No tengo ninguna razón válida para excederme y exponer mis capacidades actuales.’
Claro, en comparación con otros poderes, Kieran era insignificante.
Pero eso era solo en términos de la amplitud de influencia.
Tal como estaba, Kieran solo tenía parte de las fuerzas que deseaba adquirir a su respaldo.
A pesar de esto, Kieran simplemente ajustó su atuendo, alisando las arrugas que cualquier traje adquiriría después de movimientos repetidos, y luego se acercó a la cortina también.
‘Vamos a descubrir por qué hay tantos invitados sorpresa en mi supuesta reunión exclusiva.’
Cruzando el límite del set de entrevistas de la estación de noticias, Kieran fue recibido por un surtido de luces que brillaban en su dirección.
Ya fueran conscientes de su aproximación o si habían estado posicionadas de esa manera durante bastante tiempo, Kieran no lo sabía.
Pero no se preocupó por un detalle mínimo como ese.
Una vez que entró, las luces siguieron su acercamiento, que fue acompañado por un pequeño pero efectivo aplauso del panel en el escenario.
El set no era obscenamente grande, pero de ninguna manera era pequeño o incluso modesto.

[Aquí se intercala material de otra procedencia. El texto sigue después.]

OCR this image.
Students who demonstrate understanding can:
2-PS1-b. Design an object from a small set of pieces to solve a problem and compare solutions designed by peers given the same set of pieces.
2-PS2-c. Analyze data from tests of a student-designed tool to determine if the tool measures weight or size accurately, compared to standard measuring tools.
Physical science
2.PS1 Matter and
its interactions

Porque era el área principal de escenificación de la sede de Canal de Transmisión Fascinante—RBC, el set estaba diseñado para acomodar una gran reunión de personas.
Todo mientras estuvieran cómodamente sentados en las sillas disponibles.
—Bienvenido, Sr.
Plata —dijo un hombre cortésmente, haciendo un gesto para que Kieran tomara asiento en el escenario acompañado por Wendell y los demás.
Intriga brilló en los ojos de Wendell cuando el reportero saludó a Kieran de esta manera.
Obtener un pedazo de información previamente no disponible siempre era un regalo bienvenido.
—Agradezco la cálida bienvenida —respondió Kieran.
Tras su respuesta, Kieran miró alrededor de la habitación, prontamente identificando a sus amigos de pie fuera del alcance de la cámara, justo detrás de los asientos en la periferia del set.
—¿Ha sido ocupado el asiento destinado para mi séquito?
—con la pregunta rondando su mente, Kieran miró en dirección de Allan Peters, llevando una expresión inquisitiva.
Con cuidado de no interrumpir la entrevista que comenzaba, Allan Peters cautelosamente articuló la palabra “no” por una buena razón.
Él era muy consciente de la reputación de Kieran de represalias imprudentes.
Su propensión a cosechar destrucción, sembrar el caos y aniquilar la oposición era asombrosa.
Sin embargo, Allan Peters temía eso lo más porque este no era el ambiente para invocar esa inclinación.
En medio de su intercambio de miradas, señales y sugerencias sin palabras, una voz agradable resonó alrededor del set.
Exponiendo puntualidad y profesionalismo en su máximo grado, las luces se atenuaron en el exterior pero permanecieron intactas en el escenario, realzando el enfoque.
—Estamos en vivo en 3… 2…
—Hola, damas y caballeros.
Quiero comenzar esta noche especial diciendo que espero que estén teniendo una noche fantástica.
Ahora esto es un regalo para esos grandes fanáticos de Zenith Online, así que espero que hayan estado atentos porque, como anunciamos en el segmento anterior dirigido por mis colegas, tenemos varios personalidades de juegos extremadamente talentosas y conocidas.